NEW YORK — Thanks to a flood of licensing royalties, the cash-rich baseball players' union has the financing to amass a $60-million reserve fund to battle a possible lockout by owners next spring, fight three free-agent collusion cases at once and pay its executive director $450,000, one of the highest union salaries in the country.
The union's latest victory against owners could be viewed as a generous return on its investment: having spent $1 million to pursue the 1985 collusion case against the owners, arbitrator Thomas Roberts last month awarded $10.5 million to 139 players in that year's free-agent class.
"Nobody ever anticipated the growth of licensing, surely not like this," said executive director Donald Fehr. "Of course, we'd do less without money from licensing, or we'd have to go to the players for more money."
Players still pay dues ($1.6 million last year) to cover the union's operating expenses. Royalties are designed to go directly to the players--who got about $5,000 apiece this and last year, a small percentage of total revenues--but have been set aside for non-operating expenses like the contingency fund, the collusion cases and arbitration.
"I can't spend the money without approval from the executive board of the union," Fehr said. "If I want agent regulations, for instance, I can't authorize it without direct player involvement."

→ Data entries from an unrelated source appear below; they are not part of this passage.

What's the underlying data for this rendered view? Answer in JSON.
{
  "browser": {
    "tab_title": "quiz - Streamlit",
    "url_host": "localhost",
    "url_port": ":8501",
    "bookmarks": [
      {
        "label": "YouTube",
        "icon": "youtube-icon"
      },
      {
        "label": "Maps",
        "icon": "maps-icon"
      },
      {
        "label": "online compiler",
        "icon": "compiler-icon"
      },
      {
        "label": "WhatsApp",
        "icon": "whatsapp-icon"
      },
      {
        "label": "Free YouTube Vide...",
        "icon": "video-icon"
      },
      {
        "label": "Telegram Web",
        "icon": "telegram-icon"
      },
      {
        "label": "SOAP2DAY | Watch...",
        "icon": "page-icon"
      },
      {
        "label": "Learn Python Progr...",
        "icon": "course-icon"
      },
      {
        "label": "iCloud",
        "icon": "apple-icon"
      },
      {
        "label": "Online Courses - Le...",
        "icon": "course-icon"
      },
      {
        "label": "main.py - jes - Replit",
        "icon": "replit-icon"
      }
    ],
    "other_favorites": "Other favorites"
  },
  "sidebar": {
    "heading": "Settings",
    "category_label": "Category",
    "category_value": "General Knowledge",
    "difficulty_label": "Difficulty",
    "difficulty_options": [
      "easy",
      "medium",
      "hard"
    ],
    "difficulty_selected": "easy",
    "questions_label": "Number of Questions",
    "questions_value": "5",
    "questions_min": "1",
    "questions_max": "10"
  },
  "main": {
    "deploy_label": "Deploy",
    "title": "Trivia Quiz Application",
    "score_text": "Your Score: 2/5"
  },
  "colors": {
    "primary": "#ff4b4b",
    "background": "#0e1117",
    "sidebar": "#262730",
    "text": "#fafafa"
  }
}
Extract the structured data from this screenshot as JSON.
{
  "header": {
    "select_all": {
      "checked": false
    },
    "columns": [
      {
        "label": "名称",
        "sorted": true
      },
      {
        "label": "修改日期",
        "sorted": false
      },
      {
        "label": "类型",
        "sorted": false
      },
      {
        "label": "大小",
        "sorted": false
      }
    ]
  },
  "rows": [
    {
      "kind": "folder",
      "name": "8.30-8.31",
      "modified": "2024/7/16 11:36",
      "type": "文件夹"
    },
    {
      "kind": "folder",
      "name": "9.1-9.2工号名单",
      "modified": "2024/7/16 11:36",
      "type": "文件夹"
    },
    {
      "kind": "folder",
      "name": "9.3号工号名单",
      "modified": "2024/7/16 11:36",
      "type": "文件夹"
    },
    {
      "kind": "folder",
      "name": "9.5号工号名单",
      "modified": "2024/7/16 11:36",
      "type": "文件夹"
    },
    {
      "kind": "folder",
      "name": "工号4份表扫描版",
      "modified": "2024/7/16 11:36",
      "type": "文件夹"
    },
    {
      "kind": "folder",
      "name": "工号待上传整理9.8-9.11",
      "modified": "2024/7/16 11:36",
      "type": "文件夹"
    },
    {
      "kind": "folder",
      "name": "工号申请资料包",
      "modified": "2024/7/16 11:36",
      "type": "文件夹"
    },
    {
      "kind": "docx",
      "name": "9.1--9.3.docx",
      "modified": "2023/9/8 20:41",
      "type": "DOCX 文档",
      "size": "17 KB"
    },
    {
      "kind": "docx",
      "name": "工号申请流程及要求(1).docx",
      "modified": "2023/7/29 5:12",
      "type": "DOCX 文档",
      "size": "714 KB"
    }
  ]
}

The growing financial strength makes the baseball players' union team sports' most powerful and wealthy labor organization.
Consider that royalties from 1989 licensing deals for trading cards, action figures and board games and other products will exceed $30 million, up from nearly $30 million in 1988, $18 million in 1987, and $8 million in 1986.
Fehr said the royalties will swell the union's contingency fund to at least $60 million by February. At the end of 1988, $37 million had been invested in U.S. Treasury bills and certificates of deposit, according to the players' union filings with the U.S. Department of Labor.
Under ordinary circumstances, nearly all the royalties would be rebated directly to the players. But the union has opted to keep them in reserve to prepare for the almost certain labor-management battle.
"If there's a long siege," said Fehr, "the union's board will consider distributing the money in pieces during the year. If we get a settlement early, the board will most likely distribute all it's held onto."